Réflexion sur une nécessaire réappropriation

Slavoj Zizek
traduit de l'Anglais par Frédéric Joly


Climats, Paris, mai 2005, 208 pages
15 €

 

Penser radicalement

Depuis son premier ouvrage La subjectivité à venir, publié aux éditions Climats, nous connaissons Slavoj Zizek pour sa pensée novatrice, son regard critique et cynique jeté sur l'Occident, et précisément sur l"économie de marché qui tend à envahir récemment la pensée et la culture.

Slavoj Zizek est déjà l’une des voix majeures du débat sur la post-modernité car sa pensée est forte, en ce sens qu’elle se présente comme une grille de lecture pertinente de notre époque trouble et complexe, et plus encore qu’elle offre un univers conceptuel riche, volontiers dérangeant et très souvent provocateur, sans jamais manqué de lucidité ou de finesse, tant sa lecture est aiguë et rigoureuse à propos de notre ère dans le corpus philosophico-politique actuel.

Ce nouvel opus signé Zizek ne dément d’ailleurs pas la sulfureuse réputation du philosophe de l’Europe de l’Est. Son livre, qui parait d’ailleurs à point pour décrypter la vraie énigme que représente l’Europe, pose une question clé : que veut-elle ? A-t-elle un objet ? Une finalité qui lui serait propre ?
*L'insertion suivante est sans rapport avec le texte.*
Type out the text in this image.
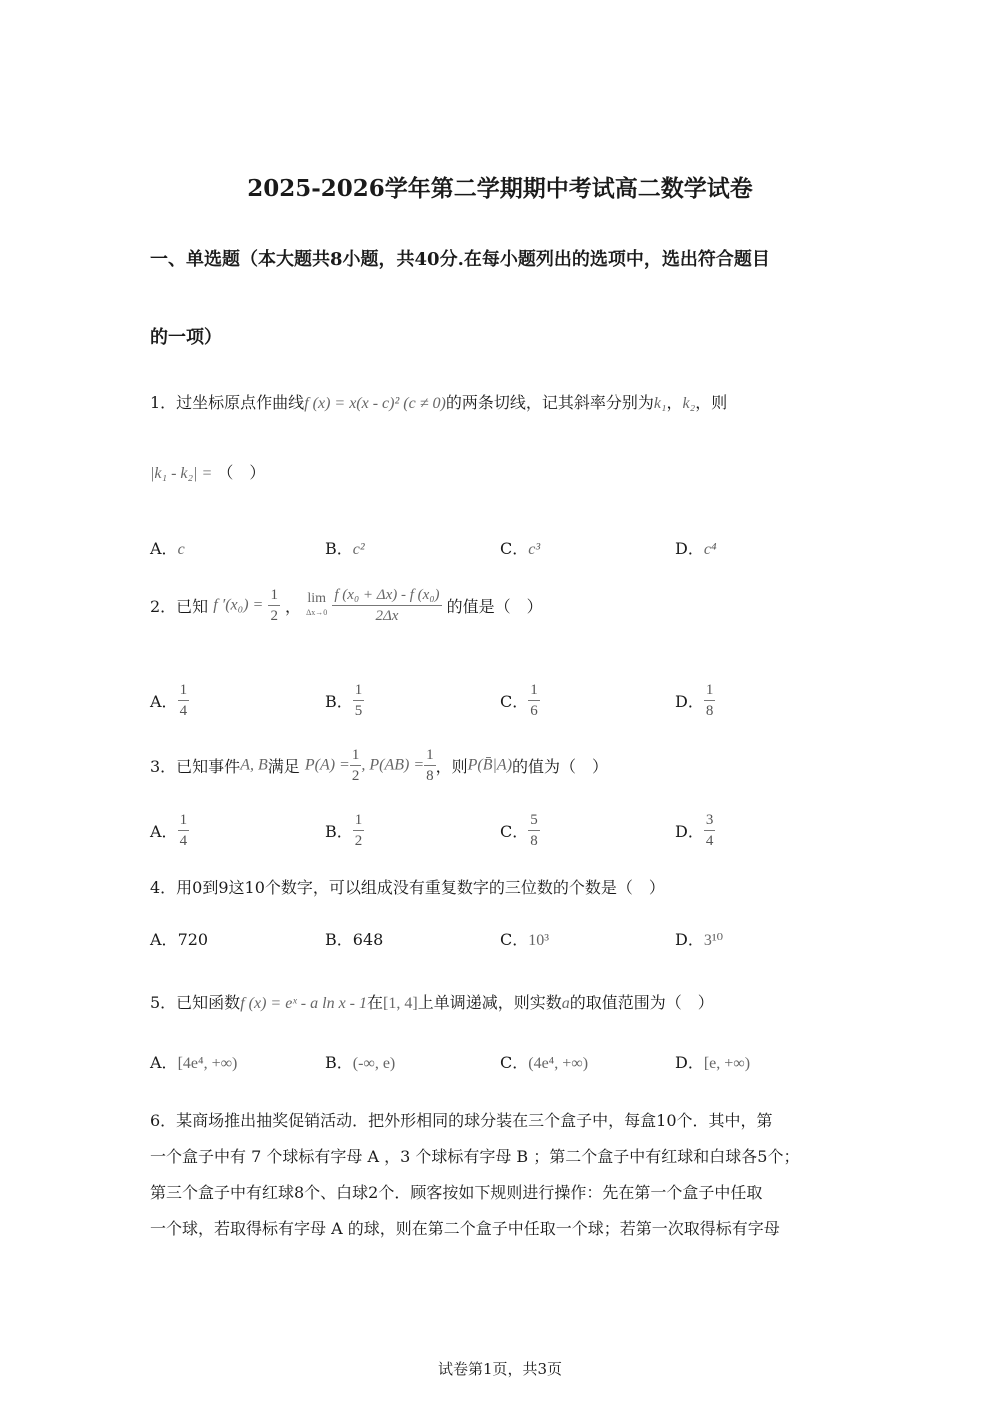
2025-2026学年第二学期期中考试高二数学试卷
一、单选题（本大题共8小题，共40分.在每小题列出的选项中，选出符合题目
的一项）
1．过坐标原点作曲线f (x) = x(x - c)² (c ≠ 0)的两条切线，记其斜率分别为k₁，k₂，则
|k₁ - k₂| = （　）
A．c	B．c²	C．c³	D．c⁴
2．已知 f $'(x_0) = \frac{1}{2}$ ， lim
Δx→0
$\frac{\text{f (x₀ + Δx) - f (x₀)}}{2\Delta x}$ 的值是（　）
A． $\frac{1}{4}$	B． $\frac{1}{5}$	C． $\frac{1}{6}$	D． $\frac{1}{8}$
3．已知事件A, B满足 $P(A) = \frac{1}{2}$ , $P(AB) = \frac{1}{8}$ ，则P(B̄|A)的值为（　）
A． $\frac{1}{4}$	B． $\frac{1}{2}$	C． $\frac{5}{8}$	D． $\frac{3}{4}$
4．用0到9这10个数字，可以组成没有重复数字的三位数的个数是（　）
A．720	B．648	C．10³	D．3¹⁰
5．已知函数f (x) = eˣ - a ln x - 1在[1, 4]上单调递减，则实数a的取值范围为（　）
A．[4e⁴, +∞)	B．(-∞, e)	C．(4e⁴, +∞)	D．[e, +∞)
6．某商场推出抽奖促销活动．把外形相同的球分装在三个盒子中，每盒10个．其中，第
一个盒子中有 7 个球标有字母 A ，3 个球标有字母 B ；第二个盒子中有红球和白球各5个；
第三个盒子中有红球8个、白球2个．顾客按如下规则进行操作：先在第一个盒子中任取
一个球，若取得标有字母 A 的球，则在第二个盒子中任取一个球；若第一次取得标有字母
试卷第1页，共3页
Slavoj Zizek s’interroge autour de cette Europe précisément celle de l’Union européenne, dont l’identité culturelle risque d’être profondément menacée par « l’« américanisation » culturelle comme le prix à payer de leur immersion dans le capitalisme global. »
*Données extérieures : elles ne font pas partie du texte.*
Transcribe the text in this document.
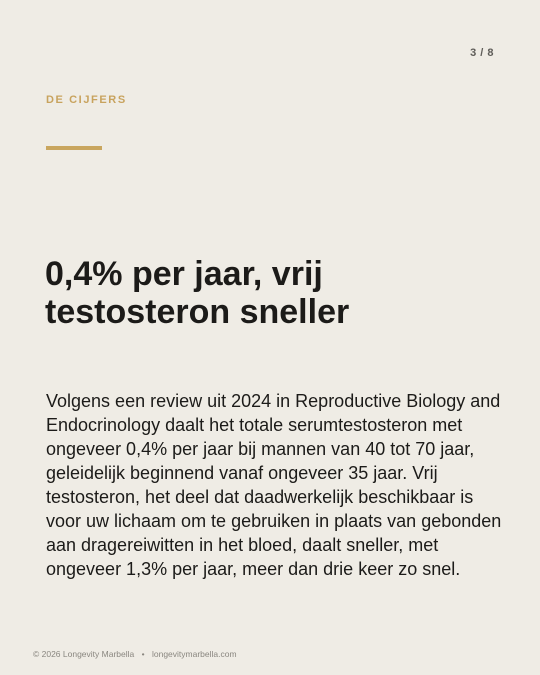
3 / 8
DE CIJFERS
0,4% per jaar, vrij testosteron sneller

Volgens een review uit 2024 in Reproductive Biology and Endocrinology daalt het totale serumtestosteron met ongeveer 0,4% per jaar bij mannen van 40 tot 70 jaar, geleidelijk beginnend vanaf ongeveer 35 jaar. Vrij testosteron, het deel dat daadwerkelijk beschikbaar is voor uw lichaam om te gebruiken in plaats van gebonden aan dragereiwitten in het bloed, daalt sneller, met ongeveer 1,3% per jaar, meer dan drie keer zo snel.

© 2026 Longevity Marbella • longevitymarbella.com
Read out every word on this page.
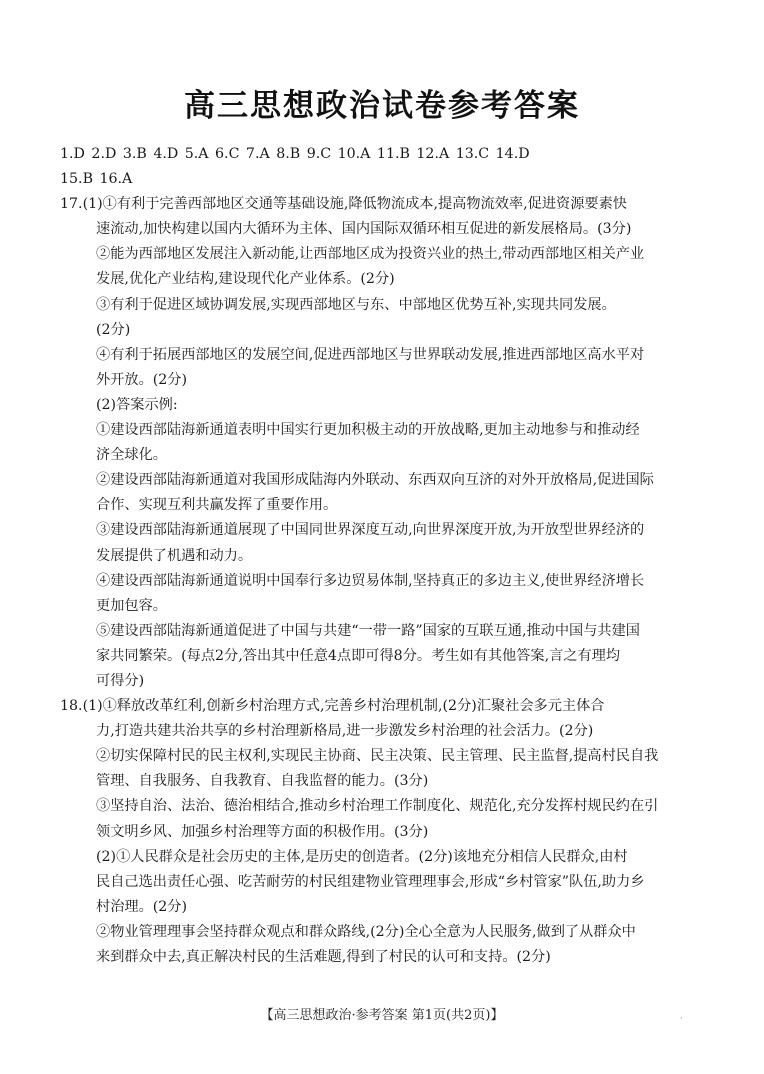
高三思想政治试卷参考答案
1.D 2.D 3.B 4.D 5.A 6.C 7.A 8.B 9.C 10.A 11.B 12.A 13.C 14.D
15.B 16.A
17.(1)①有利于完善西部地区交通等基础设施,降低物流成本,提高物流效率,促进资源要素快
速流动,加快构建以国内大循环为主体、国内国际双循环相互促进的新发展格局。(3分)
②能为西部地区发展注入新动能,让西部地区成为投资兴业的热土,带动西部地区相关产业
发展,优化产业结构,建设现代化产业体系。(2分)
③有利于促进区域协调发展,实现西部地区与东、中部地区优势互补,实现共同发展。
(2分)
④有利于拓展西部地区的发展空间,促进西部地区与世界联动发展,推进西部地区高水平对
外开放。(2分)
(2)答案示例:
①建设西部陆海新通道表明中国实行更加积极主动的开放战略,更加主动地参与和推动经
济全球化。
②建设西部陆海新通道对我国形成陆海内外联动、东西双向互济的对外开放格局,促进国际
合作、实现互利共赢发挥了重要作用。
③建设西部陆海新通道展现了中国同世界深度互动,向世界深度开放,为开放型世界经济的
发展提供了机遇和动力。
④建设西部陆海新通道说明中国奉行多边贸易体制,坚持真正的多边主义,使世界经济增长
更加包容。
⑤建设西部陆海新通道促进了中国与共建“一带一路”国家的互联互通,推动中国与共建国
家共同繁荣。(每点2分,答出其中任意4点即可得8分。考生如有其他答案,言之有理均
可得分)
18.(1)①释放改革红利,创新乡村治理方式,完善乡村治理机制,(2分)汇聚社会多元主体合
力,打造共建共治共享的乡村治理新格局,进一步激发乡村治理的社会活力。(2分)
②切实保障村民的民主权利,实现民主协商、民主决策、民主管理、民主监督,提高村民自我
管理、自我服务、自我教育、自我监督的能力。(3分)
③坚持自治、法治、德治相结合,推动乡村治理工作制度化、规范化,充分发挥村规民约在引
领文明乡风、加强乡村治理等方面的积极作用。(3分)
(2)①人民群众是社会历史的主体,是历史的创造者。(2分)该地充分相信人民群众,由村
民自己选出责任心强、吃苦耐劳的村民组建物业管理理事会,形成“乡村管家”队伍,助力乡
村治理。(2分)
②物业管理理事会坚持群众观点和群众路线,(2分)全心全意为人民服务,做到了从群众中
来到群众中去,真正解决村民的生活难题,得到了村民的认可和支持。(2分)
【高三思想政治·参考答案 第1页(共2页)】	·
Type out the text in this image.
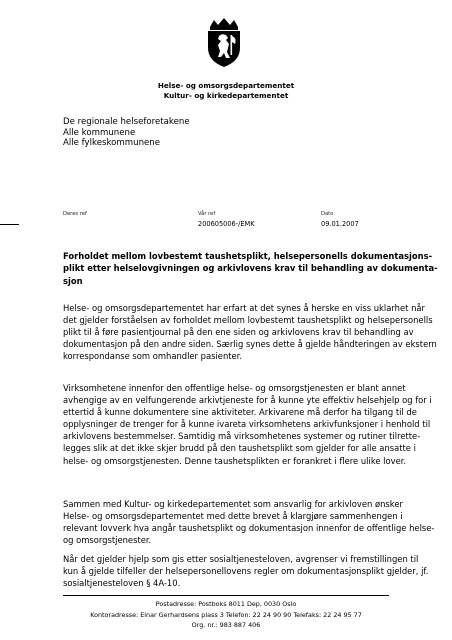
Helse- og omsorgsdepartementet
Kultur- og kirkedepartementet
De regionale helseforetakene
Alle kommunene
Alle fylkeskommunene
Deres ref	Vår ref
200605006-/EMK
Dato
09.01.2007
Forholdet mellom lovbestemt taushetsplikt, helsepersonells dokumentasjons-
plikt etter helselovgivningen og arkivlovens krav til behandling av dokumenta-
sjon
Helse- og omsorgsdepartementet har erfart at det synes å herske en viss uklarhet når
det gjelder forståelsen av forholdet mellom lovbestemt taushetsplikt og helsepersonells
plikt til å føre pasientjournal på den ene siden og arkivlovens krav til behandling av
dokumentasjon på den andre siden. Særlig synes dette å gjelde håndteringen av ekstern
korrespondanse som omhandler pasienter.
Virksomhetene innenfor den offentlige helse- og omsorgstjenesten er blant annet
avhengige av en velfungerende arkivtjeneste for å kunne yte effektiv helsehjelp og for i
ettertid å kunne dokumentere sine aktiviteter. Arkivarene må derfor ha tilgang til de
opplysninger de trenger for å kunne ivareta virksomhetens arkivfunksjoner i henhold til
arkivlovens bestemmelser. Samtidig må virksomhetenes systemer og rutiner tilrette-
legges slik at det ikke skjer brudd på den taushetsplikt som gjelder for alle ansatte i
helse- og omsorgstjenesten. Denne taushetsplikten er forankret i flere ulike lover.
Sammen med Kultur- og kirkedepartementet som ansvarlig for arkivloven ønsker
Helse- og omsorgsdepartementet med dette brevet å klargjøre sammenhengen i
relevant lovverk hva angår taushetsplikt og dokumentasjon innenfor de offentlige helse-
og omsorgstjenester.
Når det gjelder hjelp som gis etter sosialtjenesteloven, avgrenser vi fremstillingen til
kun å gjelde tilfeller der helsepersonellovens regler om dokumentasjonsplikt gjelder, jf.
sosialtjenesteloven § 4A-10.
Postadresse: Postboks 8011 Dep, 0030 Oslo
Kontoradresse: Einar Gerhardsens plass 3 Telefon: 22 24 90 90 Telefaks: 22 24 95 77
Org. nr.: 983 887 406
Or, sa thèse est la suivante : le monde nouveau qui s’annonce et dans lequel nous entrons est global, pas universel. Cet ordre nouveau, nous ne devrions le nier, car nous ne perdrons rien dans ce nouveau monde à venir des particularismes dans lesquels chacun trouve une place bien définie. La globalisation ne menace pas les particularismes, elle ne menace que l’universalisme.

De fait, « la véritable opposition aujourd’hui n’est pas celle existant entre le Premier Monde et le Tiers-monde, mais existant entre la Totalité du Premier Monde d’un côté, le Tiers-monde (l’Empire global américains et ses colonies) et le Second Monde restant (l’Europe) de l’autre. »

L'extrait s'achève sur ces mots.